(前回からの続き)
両親はマノアの風と雨になる
カハラオプナの最期を耳にすると、彼女の両親はマノアの渓谷に隠遁(いんとん)しました(*1)。
彼らは人間として生きることを、諦(あきら)めたのです。
そして、人間から超自然的存在へと、彼ら自身の姿を変えたのでした。
今では、彼女の父カハウカニは、「マノアの風」として知られています。
しかし、目に見えるいつもの彼の姿は、ハウ(ハイビスカス)の木立です(N.1)。
そうです、彼はカハイアマノの下に茂る、あの木立になったのです(N.2)。
そして母のカウアクアヒネは、雨になりました。
ですから私達は、彼女の愛する娘の家の辺(あた)りで、しばしばこの雨に出くわすことになるのです。
祖父母は山とレフアの姿に還る
さらに彼女の叔父と叔母もまた、人間の姿をとることをあきらめました。
そして叔父の方は、人間から山の姿に戻ったのでした。
一方、叔母の方はと言うと、こちらはレフアの低木になりました。
そして今でも、叔父の山の頂上に行けば、そのレフアの低木に出会うことが出来ます。
彼らはそこからずーっと、あの古い住まいを見守り続けているのです。
--- 彼らがかわいがり熱愛していた、あの孫娘の住まいを。
(終わり)
(ノート)
(N.1) ハウ(ハイビスカス)( ha-u (hibiscus)) :
ハイビスカスは、ハワイでも最もよく知られた花の1つです。このハイビスカスには数多くの種があり、「黄色いハイビスカス」と呼ばれるハワイ州花マオ・ハウ・ヘレ、もその中の1種で す。

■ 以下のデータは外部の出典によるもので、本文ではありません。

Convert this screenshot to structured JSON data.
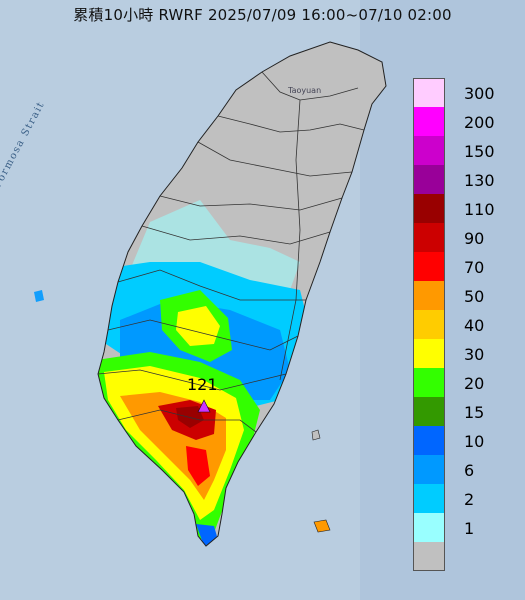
{
  "title": "累積10小時 RWRF 2025/07/09 16:00~07/10 02:00",
  "map_labels": {
    "strait": "Formosa Strait",
    "city": "Taoyuan",
    "peak_value": "121"
  },
  "legend": {
    "unit": "",
    "items": [
      {
        "label": "300",
        "color": "#ffccff"
      },
      {
        "label": "200",
        "color": "#ff00ff"
      },
      {
        "label": "150",
        "color": "#cc00cc"
      },
      {
        "label": "130",
        "color": "#990099"
      },
      {
        "label": "110",
        "color": "#990000"
      },
      {
        "label": "90",
        "color": "#cc0000"
      },
      {
        "label": "70",
        "color": "#ff0000"
      },
      {
        "label": "50",
        "color": "#ff9900"
      },
      {
        "label": "40",
        "color": "#ffcc00"
      },
      {
        "label": "30",
        "color": "#ffff00"
      },
      {
        "label": "20",
        "color": "#33ff00"
      },
      {
        "label": "15",
        "color": "#339900"
      },
      {
        "label": "10",
        "color": "#0066ff"
      },
      {
        "label": "6",
        "color": "#0099ff"
      },
      {
        "label": "2",
        "color": "#00ccff"
      },
      {
        "label": "1",
        "color": "#99ffff"
      },
      {
        "label": "",
        "color": "#c0c0c0"
      }
    ]
  },
  "colors": {
    "sea": "#b9cde0",
    "land_dry": "#c0c0c0",
    "boundary": "#333333",
    "peak_marker": "#cc33ff"
  }
}
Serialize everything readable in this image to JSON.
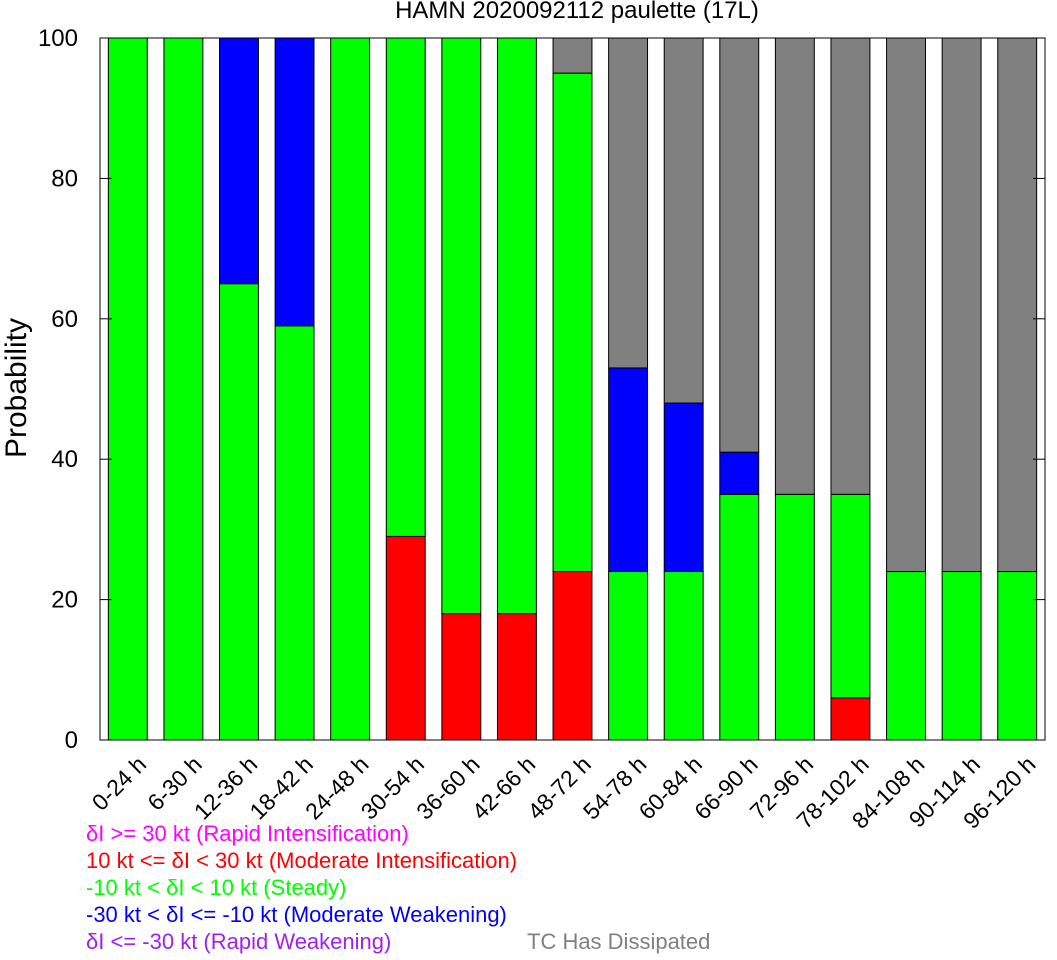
{
  "chart_data": {
    "type": "bar",
    "stacked": true,
    "title": "HAMN 2020092112 paulette (17L)",
    "xlabel": "",
    "ylabel": "Probability",
    "ylim": [
      0,
      100
    ],
    "yticks": [
      0,
      20,
      40,
      60,
      80,
      100
    ],
    "grid": false,
    "categories": [
      "0-24 h",
      "6-30 h",
      "12-36 h",
      "18-42 h",
      "24-48 h",
      "30-54 h",
      "36-60 h",
      "42-66 h",
      "48-72 h",
      "54-78 h",
      "60-84 h",
      "66-90 h",
      "72-96 h",
      "78-102 h",
      "84-108 h",
      "90-114 h",
      "96-120 h"
    ],
    "series": [
      {
        "name": "δI >= 30 kt (Rapid Intensification)",
        "color": "#ff00ff",
        "values": [
          0,
          0,
          0,
          0,
          0,
          0,
          0,
          0,
          0,
          0,
          0,
          0,
          0,
          0,
          0,
          0,
          0
        ]
      },
      {
        "name": "10 kt <= δI < 30 kt (Moderate Intensification)",
        "color": "#ff0000",
        "values": [
          0,
          0,
          0,
          0,
          0,
          29,
          18,
          18,
          24,
          0,
          0,
          0,
          0,
          6,
          0,
          0,
          0
        ]
      },
      {
        "name": "-10 kt < δI < 10 kt (Steady)",
        "color": "#00ff00",
        "values": [
          100,
          100,
          65,
          59,
          100,
          71,
          82,
          82,
          71,
          24,
          24,
          35,
          35,
          29,
          24,
          24,
          24
        ]
      },
      {
        "name": "-30 kt < δI <= -10 kt (Moderate Weakening)",
        "color": "#0000ff",
        "values": [
          0,
          0,
          35,
          41,
          0,
          0,
          0,
          0,
          0,
          29,
          24,
          6,
          0,
          0,
          0,
          0,
          0
        ]
      },
      {
        "name": "δI <= -30 kt (Rapid Weakening)",
        "color": "#a020f0",
        "values": [
          0,
          0,
          0,
          0,
          0,
          0,
          0,
          0,
          0,
          0,
          0,
          0,
          0,
          0,
          0,
          0,
          0
        ]
      },
      {
        "name": "TC Has Dissipated",
        "color": "#808080",
        "values": [
          0,
          0,
          0,
          0,
          0,
          0,
          0,
          0,
          5,
          47,
          52,
          59,
          65,
          65,
          76,
          76,
          76
        ]
      }
    ],
    "legend_position": "bottom-left"
  }
}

本文に登場したハイビスカスはハワイ語名が「ハウ」ですから、学名 "Hibiscus tiliaceus"、和名「オオハマボウ」で、日本では沖縄などで見れます
かつてのハワイでは、大変利用価値の高い植物で、カヌーのアウトリガー、槍(やり)の柄(え)、魚網のブイなどに使われたそうです。
(N.2) カハイアマノ(Kahaiamano) :
カハイアマノは、カハラオプナが住んでいた家があった場所で、ワイアケクア(Waiakekua)に向かう道の途中にありました。
(注記)
(*1) Thomas G. Thrum(1907): Hawaiian Folk Tales, Ⅺ. Kahalaopuna, Princess of Manoa. Mrs. E.M. Nakuina, p.118-132.